On Monday, the administration released its first organizational chart of the White House Office of Homeland Security, detailing how it will ensure coordination between government agencies and the implementation of policy. Because Clarke reports to both Homeland Security Director Tom Ridge and National Security Adviser Condoleezza Rice, he is not specifically mentioned on the organizational chart for the senior-level Principals Committee, an administration spokesman said.
But a presidential directive published Tuesday noted that Clarke will attend meetings of the sub-Cabinet Deputies Committee when cybersecurity is discussed.
"The President believes protecting our information systems is of vital importance to the national security of this country," a spokesman said when asked whether computer security is being given a high priority in homeland security.
In the past, cybersecurity experts have questioned the level of attention their issues have received from the White House. That could change depending upon how much emphasis the Bush administration places on cybersecurity.

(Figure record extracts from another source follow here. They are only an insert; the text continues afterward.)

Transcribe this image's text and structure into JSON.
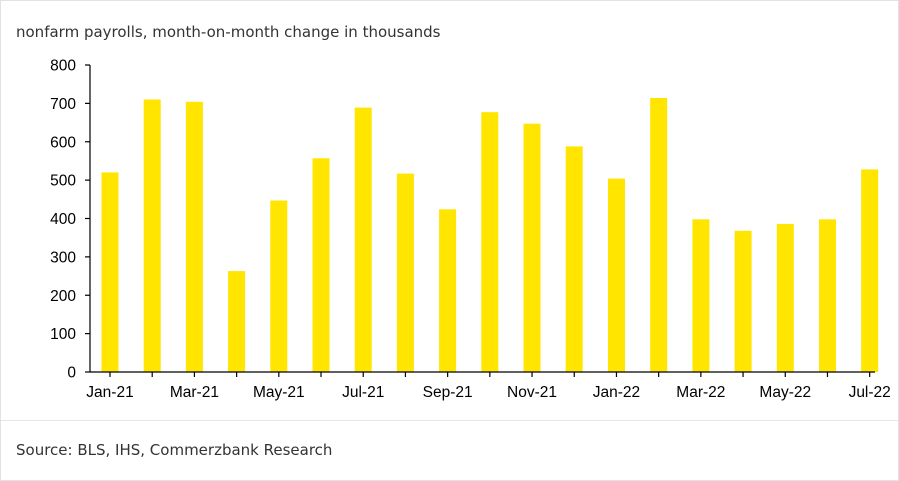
{
  "chart_data": {
    "type": "bar",
    "subtitle": "nonfarm payrolls, month-on-month change in thousands",
    "source": "Source: BLS, IHS, Commerzbank Research",
    "bar_color": "#FFE500",
    "axis_color": "#000000",
    "categories": [
      "Jan-21",
      "Feb-21",
      "Mar-21",
      "Apr-21",
      "May-21",
      "Jun-21",
      "Jul-21",
      "Aug-21",
      "Sep-21",
      "Oct-21",
      "Nov-21",
      "Dec-21",
      "Jan-22",
      "Feb-22",
      "Mar-22",
      "Apr-22",
      "May-22",
      "Jun-22",
      "Jul-22"
    ],
    "x_tick_labels": [
      "Jan-21",
      "Mar-21",
      "May-21",
      "Jul-21",
      "Sep-21",
      "Nov-21",
      "Jan-22",
      "Mar-22",
      "May-22",
      "Jul-22"
    ],
    "values": [
      520,
      710,
      704,
      263,
      447,
      557,
      689,
      517,
      424,
      677,
      647,
      588,
      504,
      714,
      398,
      368,
      386,
      398,
      528
    ],
    "ylim": [
      0,
      800
    ],
    "y_ticks": [
      0,
      100,
      200,
      300,
      400,
      500,
      600,
      700,
      800
    ],
    "grid": false,
    "legend": "none"
  }
}
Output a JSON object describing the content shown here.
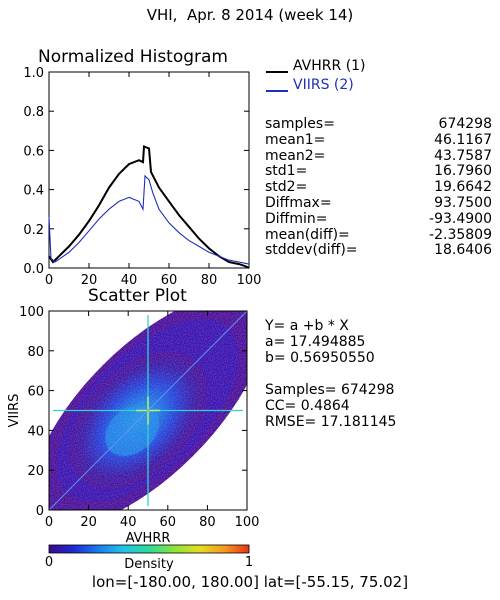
{
  "title": "VHI,  Apr. 8 2014 (week 14)",
  "histogram": {
    "title": "Normalized Histogram",
    "legend": [
      {
        "label": "AVHRR (1)",
        "color": "#000000"
      },
      {
        "label": "VIIRS (2)",
        "color": "#1c2fbf"
      }
    ],
    "stats": [
      {
        "label": "samples=",
        "value": "674298"
      },
      {
        "label": "mean1=",
        "value": "46.1167"
      },
      {
        "label": "mean2=",
        "value": "43.7587"
      },
      {
        "label": "std1=",
        "value": "16.7960"
      },
      {
        "label": "std2=",
        "value": "19.6642"
      },
      {
        "label": "Diffmax=",
        "value": "93.7500"
      },
      {
        "label": "Diffmin=",
        "value": "-93.4900"
      },
      {
        "label": "mean(diff)=",
        "value": "-2.35809"
      },
      {
        "label": "stddev(diff)=",
        "value": "18.6406"
      }
    ]
  },
  "scatter": {
    "title": "Scatter Plot",
    "equation": "Y= a +b * X",
    "a": "a= 17.494885",
    "b": "b= 0.56950550",
    "samples": "Samples= 674298",
    "cc": "CC=  0.4864",
    "rmse": "RMSE= 17.181145"
  },
  "colorbar": {
    "label": "Density",
    "min_label": "0",
    "max_label": "1",
    "colors": [
      "#3a0a8f",
      "#1f2bd6",
      "#1a7ef0",
      "#22c4e8",
      "#2fd89a",
      "#8ce43a",
      "#e2de22",
      "#f79a1e",
      "#e8321a"
    ]
  },
  "footer": "lon=[-180.00, 180.00] lat=[-55.15, 75.02]",
  "chart_data": [
    {
      "type": "line",
      "title": "Normalized Histogram",
      "xlim": [
        0,
        100
      ],
      "ylim": [
        0,
        1.0
      ],
      "xticks": [
        "0",
        "20",
        "40",
        "60",
        "80",
        "100"
      ],
      "yticks": [
        "0.0",
        "0.2",
        "0.4",
        "0.6",
        "0.8",
        "1.0"
      ],
      "series": [
        {
          "name": "AVHRR (1)",
          "color": "#000000",
          "x": [
            0,
            2,
            5,
            10,
            15,
            20,
            25,
            30,
            35,
            40,
            45,
            47,
            47.5,
            50,
            51,
            55,
            60,
            65,
            70,
            75,
            80,
            85,
            90,
            95,
            98,
            100
          ],
          "y": [
            0.06,
            0.03,
            0.06,
            0.11,
            0.17,
            0.24,
            0.32,
            0.41,
            0.48,
            0.53,
            0.55,
            0.54,
            0.62,
            0.61,
            0.49,
            0.41,
            0.34,
            0.27,
            0.21,
            0.15,
            0.1,
            0.06,
            0.03,
            0.02,
            0.01,
            0.0
          ]
        },
        {
          "name": "VIIRS (2)",
          "color": "#1c2fbf",
          "x": [
            0,
            1,
            3,
            10,
            15,
            20,
            25,
            30,
            35,
            40,
            45,
            47,
            48,
            50,
            52,
            55,
            60,
            65,
            70,
            75,
            80,
            85,
            90,
            95,
            100
          ],
          "y": [
            0.26,
            0.05,
            0.03,
            0.08,
            0.13,
            0.19,
            0.25,
            0.3,
            0.34,
            0.36,
            0.34,
            0.3,
            0.47,
            0.45,
            0.38,
            0.3,
            0.23,
            0.18,
            0.14,
            0.11,
            0.08,
            0.06,
            0.04,
            0.03,
            0.02
          ]
        }
      ]
    },
    {
      "type": "scatter",
      "title": "Scatter Plot",
      "xlabel": "AVHRR",
      "ylabel": "VIIRS",
      "xlim": [
        0,
        100
      ],
      "ylim": [
        0,
        100
      ],
      "xticks": [
        "0",
        "20",
        "40",
        "60",
        "80",
        "100"
      ],
      "yticks": [
        "0",
        "20",
        "40",
        "60",
        "80",
        "100"
      ],
      "fit": {
        "a": 17.494885,
        "b": 0.5695055
      },
      "samples": 674298,
      "cc": 0.4864,
      "rmse": 17.181145
    }
  ]
}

Clarke has been named chairman of the President's new Critical Infrastructure Board, under which various agency heads or their designees report to him and are held accountable for cybersecurity in their agencies. Still, Clarke has the added burden of reporting to two senior White House officials--Ridge on homeland security and Rice on national security.
David McCurdy, president of the Electronic Industries Alliance, said Clarke faces several obstacles in implementing cybersecurity policies that may or may not be resolved under President Bush's new plans for the cybersecurity office.
"Part of the ineffectiveness in the past has been [cybersecurity's] lack of standing within the administration, the complicated organizational structure of the government with regard to terrorism and the cyber portion of it, and he had a very difficult role," McCurdy said. "When you look at the organizational chart, and I use it to show how the government works, it was an incredibly difficult structure to succeed in."
Meanwhile, Clarke is spending the next two weeks in Silicon Valley, talking with high-tech executives about cybersecurity and how the technology community can help, according to a White House spokesman.